The 2021 USMS ePostal Championship Results, Working Up Data for a Shiny App

Tags:

Final results for the 2021 USMS ePostal National Championships have been posted. We’ll take a look at them using some basic summary stats and charts, then work up the data from inclusion in Shiny application built to present it interactively.

If you’d like to just skip to playing with the app and not bother about working up the data the app is available here.

This will be a tutorial style post, where I’ll prioritize making the code clear and readable, while perhaps sacrificing efficiency. No building functions and them mapping them like I sometimes do.

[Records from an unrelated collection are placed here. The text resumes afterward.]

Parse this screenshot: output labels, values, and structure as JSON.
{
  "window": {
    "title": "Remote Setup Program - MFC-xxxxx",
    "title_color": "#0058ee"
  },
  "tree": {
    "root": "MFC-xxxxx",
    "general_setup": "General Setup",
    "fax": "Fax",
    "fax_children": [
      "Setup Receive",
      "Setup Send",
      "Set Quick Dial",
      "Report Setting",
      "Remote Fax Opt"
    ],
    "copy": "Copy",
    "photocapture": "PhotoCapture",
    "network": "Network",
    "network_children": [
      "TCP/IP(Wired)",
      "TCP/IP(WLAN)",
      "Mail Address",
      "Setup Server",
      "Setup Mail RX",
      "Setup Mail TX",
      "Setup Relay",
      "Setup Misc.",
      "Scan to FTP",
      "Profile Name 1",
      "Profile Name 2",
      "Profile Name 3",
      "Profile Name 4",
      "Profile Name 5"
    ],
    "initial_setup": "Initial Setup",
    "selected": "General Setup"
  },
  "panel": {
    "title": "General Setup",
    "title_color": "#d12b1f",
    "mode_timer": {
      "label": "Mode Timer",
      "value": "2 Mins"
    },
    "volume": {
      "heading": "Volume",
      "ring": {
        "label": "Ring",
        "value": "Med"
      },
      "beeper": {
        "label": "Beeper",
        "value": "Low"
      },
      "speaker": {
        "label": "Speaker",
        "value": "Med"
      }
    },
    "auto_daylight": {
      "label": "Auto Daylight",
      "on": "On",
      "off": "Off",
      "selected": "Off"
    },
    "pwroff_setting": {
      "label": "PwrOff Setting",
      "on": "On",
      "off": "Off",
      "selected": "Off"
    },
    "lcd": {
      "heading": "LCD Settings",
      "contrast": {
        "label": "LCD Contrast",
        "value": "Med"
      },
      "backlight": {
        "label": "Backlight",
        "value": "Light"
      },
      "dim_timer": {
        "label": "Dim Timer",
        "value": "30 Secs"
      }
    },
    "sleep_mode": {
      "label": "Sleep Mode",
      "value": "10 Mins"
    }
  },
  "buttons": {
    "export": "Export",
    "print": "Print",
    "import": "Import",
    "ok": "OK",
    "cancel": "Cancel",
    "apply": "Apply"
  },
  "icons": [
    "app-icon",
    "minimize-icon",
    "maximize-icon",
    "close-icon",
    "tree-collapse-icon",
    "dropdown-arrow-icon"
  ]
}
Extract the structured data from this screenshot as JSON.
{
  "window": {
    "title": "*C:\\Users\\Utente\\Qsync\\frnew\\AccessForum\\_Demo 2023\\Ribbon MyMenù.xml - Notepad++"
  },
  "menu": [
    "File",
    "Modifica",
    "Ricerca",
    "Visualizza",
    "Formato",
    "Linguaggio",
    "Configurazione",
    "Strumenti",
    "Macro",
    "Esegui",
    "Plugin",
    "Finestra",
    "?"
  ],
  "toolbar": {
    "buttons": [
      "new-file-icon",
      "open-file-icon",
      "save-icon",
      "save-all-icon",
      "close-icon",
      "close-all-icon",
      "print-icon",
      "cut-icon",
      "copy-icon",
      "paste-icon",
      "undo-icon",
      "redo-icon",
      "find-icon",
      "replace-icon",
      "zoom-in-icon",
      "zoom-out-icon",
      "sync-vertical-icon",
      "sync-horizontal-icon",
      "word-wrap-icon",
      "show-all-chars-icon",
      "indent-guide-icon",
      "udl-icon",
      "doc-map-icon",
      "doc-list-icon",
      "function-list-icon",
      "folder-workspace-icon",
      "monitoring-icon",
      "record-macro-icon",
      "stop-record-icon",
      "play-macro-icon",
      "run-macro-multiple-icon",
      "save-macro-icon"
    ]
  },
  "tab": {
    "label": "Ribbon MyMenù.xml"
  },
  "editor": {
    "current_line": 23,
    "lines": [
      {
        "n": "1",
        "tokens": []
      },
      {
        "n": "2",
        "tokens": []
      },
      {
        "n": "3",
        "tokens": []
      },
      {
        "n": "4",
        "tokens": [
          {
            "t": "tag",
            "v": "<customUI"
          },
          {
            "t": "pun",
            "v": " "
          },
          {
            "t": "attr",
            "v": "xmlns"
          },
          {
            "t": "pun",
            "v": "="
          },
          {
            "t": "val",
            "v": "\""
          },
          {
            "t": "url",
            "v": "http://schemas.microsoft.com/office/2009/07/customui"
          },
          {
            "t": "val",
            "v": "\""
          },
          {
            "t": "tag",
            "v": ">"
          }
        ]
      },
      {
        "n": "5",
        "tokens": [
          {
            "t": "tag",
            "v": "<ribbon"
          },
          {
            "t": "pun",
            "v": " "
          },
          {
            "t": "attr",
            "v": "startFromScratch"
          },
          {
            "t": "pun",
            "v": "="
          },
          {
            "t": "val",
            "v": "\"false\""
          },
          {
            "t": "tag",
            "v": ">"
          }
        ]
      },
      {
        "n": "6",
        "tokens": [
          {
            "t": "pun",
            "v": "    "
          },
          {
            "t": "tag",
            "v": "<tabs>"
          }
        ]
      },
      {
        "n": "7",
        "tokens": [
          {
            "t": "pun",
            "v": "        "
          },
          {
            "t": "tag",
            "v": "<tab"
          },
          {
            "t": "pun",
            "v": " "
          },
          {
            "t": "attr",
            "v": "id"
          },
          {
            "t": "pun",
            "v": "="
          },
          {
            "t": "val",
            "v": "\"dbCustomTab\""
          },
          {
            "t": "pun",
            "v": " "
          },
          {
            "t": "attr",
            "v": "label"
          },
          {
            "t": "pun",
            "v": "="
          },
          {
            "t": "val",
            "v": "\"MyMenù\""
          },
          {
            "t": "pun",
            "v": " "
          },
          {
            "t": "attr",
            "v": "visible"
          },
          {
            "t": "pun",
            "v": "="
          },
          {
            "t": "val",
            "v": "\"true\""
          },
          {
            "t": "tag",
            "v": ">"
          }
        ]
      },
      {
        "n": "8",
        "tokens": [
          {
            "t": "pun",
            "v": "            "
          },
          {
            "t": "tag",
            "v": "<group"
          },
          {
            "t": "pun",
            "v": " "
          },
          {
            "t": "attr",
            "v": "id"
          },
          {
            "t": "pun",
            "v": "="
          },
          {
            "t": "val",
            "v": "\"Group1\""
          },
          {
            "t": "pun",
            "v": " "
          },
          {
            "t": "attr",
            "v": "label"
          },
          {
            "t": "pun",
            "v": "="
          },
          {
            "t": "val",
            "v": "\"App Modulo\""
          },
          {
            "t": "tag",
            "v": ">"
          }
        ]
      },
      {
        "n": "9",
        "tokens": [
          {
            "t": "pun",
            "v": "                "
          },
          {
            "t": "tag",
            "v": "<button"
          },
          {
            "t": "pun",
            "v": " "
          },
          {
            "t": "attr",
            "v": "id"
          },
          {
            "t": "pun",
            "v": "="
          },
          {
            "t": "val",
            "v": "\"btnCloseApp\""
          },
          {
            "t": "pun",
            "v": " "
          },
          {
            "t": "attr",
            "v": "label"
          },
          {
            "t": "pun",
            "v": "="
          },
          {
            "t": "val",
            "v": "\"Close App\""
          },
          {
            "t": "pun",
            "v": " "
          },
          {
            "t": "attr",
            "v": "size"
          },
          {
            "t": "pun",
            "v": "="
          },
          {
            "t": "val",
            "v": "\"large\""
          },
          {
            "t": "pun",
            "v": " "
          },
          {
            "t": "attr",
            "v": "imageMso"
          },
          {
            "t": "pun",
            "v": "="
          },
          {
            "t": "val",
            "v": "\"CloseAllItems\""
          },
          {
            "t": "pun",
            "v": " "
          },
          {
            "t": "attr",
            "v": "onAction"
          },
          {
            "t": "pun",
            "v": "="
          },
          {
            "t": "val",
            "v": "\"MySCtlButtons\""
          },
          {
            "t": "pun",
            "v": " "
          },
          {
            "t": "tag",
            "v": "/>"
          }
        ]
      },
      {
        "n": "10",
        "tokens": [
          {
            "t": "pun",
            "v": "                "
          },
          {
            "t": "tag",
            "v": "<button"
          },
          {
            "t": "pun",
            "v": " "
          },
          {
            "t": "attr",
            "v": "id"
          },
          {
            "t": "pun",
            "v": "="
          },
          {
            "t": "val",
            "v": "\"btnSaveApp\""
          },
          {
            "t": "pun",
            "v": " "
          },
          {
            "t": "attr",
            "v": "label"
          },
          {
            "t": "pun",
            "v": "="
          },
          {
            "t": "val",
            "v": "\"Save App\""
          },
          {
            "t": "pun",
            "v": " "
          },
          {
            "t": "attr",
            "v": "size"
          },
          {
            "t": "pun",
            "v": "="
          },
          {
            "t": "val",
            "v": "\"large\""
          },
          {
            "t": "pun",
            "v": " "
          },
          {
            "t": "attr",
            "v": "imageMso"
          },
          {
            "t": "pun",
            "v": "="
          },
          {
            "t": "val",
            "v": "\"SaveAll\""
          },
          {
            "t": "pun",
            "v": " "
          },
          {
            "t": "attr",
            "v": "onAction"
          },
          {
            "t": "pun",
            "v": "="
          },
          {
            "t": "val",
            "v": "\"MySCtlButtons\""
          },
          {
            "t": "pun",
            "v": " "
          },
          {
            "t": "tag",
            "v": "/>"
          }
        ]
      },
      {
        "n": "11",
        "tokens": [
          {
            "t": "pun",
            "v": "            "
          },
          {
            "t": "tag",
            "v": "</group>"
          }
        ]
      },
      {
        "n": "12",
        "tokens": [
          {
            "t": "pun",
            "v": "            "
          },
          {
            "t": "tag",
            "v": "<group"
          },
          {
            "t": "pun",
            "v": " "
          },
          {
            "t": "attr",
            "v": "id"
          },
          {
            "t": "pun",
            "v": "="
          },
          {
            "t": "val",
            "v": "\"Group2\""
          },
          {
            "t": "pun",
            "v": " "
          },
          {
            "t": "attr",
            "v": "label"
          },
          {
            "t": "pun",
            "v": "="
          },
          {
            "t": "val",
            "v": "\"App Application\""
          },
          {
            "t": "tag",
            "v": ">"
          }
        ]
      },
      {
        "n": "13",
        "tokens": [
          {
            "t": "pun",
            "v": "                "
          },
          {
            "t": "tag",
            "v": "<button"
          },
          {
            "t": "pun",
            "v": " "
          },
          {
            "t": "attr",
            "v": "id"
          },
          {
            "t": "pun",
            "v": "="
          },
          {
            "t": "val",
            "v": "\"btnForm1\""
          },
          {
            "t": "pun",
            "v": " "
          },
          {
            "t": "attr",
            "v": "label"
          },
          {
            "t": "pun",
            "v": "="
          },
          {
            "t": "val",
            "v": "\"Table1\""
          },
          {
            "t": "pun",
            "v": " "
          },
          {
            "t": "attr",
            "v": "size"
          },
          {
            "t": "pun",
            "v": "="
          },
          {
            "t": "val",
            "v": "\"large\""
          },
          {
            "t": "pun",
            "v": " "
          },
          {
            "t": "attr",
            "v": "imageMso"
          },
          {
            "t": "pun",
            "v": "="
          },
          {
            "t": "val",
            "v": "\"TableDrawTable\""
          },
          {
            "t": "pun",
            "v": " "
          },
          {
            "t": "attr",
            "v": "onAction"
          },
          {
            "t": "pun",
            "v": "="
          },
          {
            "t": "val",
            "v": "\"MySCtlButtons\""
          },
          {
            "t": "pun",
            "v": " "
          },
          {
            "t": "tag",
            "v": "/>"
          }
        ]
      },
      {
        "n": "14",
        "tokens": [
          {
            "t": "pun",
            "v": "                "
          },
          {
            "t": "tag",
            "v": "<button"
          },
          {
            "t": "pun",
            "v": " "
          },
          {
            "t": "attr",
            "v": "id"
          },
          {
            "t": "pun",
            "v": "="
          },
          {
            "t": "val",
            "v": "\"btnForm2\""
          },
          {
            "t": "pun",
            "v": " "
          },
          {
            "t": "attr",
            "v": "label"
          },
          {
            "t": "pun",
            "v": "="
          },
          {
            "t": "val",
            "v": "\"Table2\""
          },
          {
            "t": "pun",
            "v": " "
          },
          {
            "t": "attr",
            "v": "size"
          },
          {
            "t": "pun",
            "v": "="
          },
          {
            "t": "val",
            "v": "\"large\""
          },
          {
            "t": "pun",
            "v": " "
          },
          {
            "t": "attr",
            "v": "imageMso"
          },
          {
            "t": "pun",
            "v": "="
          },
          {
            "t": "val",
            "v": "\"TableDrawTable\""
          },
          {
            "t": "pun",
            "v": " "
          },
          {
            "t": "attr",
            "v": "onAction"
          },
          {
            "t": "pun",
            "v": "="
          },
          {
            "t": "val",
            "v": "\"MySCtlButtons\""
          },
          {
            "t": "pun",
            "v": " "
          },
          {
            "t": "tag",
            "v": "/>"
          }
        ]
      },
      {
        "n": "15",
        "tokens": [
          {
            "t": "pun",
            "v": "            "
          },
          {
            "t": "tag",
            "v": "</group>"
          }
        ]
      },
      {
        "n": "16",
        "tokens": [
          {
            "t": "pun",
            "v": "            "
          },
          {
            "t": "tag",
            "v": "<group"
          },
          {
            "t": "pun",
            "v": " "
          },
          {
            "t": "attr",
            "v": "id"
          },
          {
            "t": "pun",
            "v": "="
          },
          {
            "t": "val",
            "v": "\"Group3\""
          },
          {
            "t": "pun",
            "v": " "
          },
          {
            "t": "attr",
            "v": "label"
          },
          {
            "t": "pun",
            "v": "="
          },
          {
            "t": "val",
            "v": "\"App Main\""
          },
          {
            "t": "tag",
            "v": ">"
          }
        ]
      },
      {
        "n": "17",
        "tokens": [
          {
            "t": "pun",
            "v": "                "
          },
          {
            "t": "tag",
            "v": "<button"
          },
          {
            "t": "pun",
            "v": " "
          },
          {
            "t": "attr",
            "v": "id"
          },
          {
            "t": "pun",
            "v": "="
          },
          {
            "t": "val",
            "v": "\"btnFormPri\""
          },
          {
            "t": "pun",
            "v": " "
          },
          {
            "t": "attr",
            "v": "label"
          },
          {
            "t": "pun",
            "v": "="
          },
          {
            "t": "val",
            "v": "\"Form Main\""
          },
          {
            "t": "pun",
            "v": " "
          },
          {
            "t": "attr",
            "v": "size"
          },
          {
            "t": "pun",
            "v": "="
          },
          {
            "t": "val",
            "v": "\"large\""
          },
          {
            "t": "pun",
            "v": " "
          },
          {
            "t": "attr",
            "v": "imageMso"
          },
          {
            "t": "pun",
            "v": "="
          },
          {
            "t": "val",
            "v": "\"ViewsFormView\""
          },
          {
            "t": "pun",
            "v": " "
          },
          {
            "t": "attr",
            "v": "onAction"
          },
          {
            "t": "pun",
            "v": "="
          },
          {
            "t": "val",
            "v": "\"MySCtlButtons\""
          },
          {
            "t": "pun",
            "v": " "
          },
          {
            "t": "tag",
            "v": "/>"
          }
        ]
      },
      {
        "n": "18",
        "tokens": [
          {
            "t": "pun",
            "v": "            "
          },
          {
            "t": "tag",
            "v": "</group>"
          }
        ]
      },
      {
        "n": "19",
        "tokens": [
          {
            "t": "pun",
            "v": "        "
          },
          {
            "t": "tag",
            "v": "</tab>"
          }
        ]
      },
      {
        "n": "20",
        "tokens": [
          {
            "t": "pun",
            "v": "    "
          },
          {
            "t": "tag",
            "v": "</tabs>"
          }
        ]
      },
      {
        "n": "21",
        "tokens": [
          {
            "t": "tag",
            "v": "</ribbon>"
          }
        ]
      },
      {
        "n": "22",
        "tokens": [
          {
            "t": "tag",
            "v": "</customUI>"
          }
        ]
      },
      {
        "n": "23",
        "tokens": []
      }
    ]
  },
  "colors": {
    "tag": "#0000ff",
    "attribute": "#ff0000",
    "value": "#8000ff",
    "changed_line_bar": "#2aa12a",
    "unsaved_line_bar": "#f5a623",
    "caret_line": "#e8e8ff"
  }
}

With that in mind let’s grab some packages. We’ll use readr to actually read in the data set. Then dplyr and stringr to work it up and finally ggplot2 and flextable to present it at various points throughout the article.

library(readr)
library(dplyr)
library(stringr)
library(ggplot2)
library(flextable)


flextable_style <- function(x) {
  x %>%
    flextable() %>%
    bold(part = "header") %>% # bolds header
    bg(bg = "#D3D3D3", part = "header") %>%  # puts gray background behind the header row
    autofit()
}

I’ve already collected the data from USMS, wrestled it into a .csv file and hosted that on Github (you’re all very welcome). We can grab it directly with read_csv.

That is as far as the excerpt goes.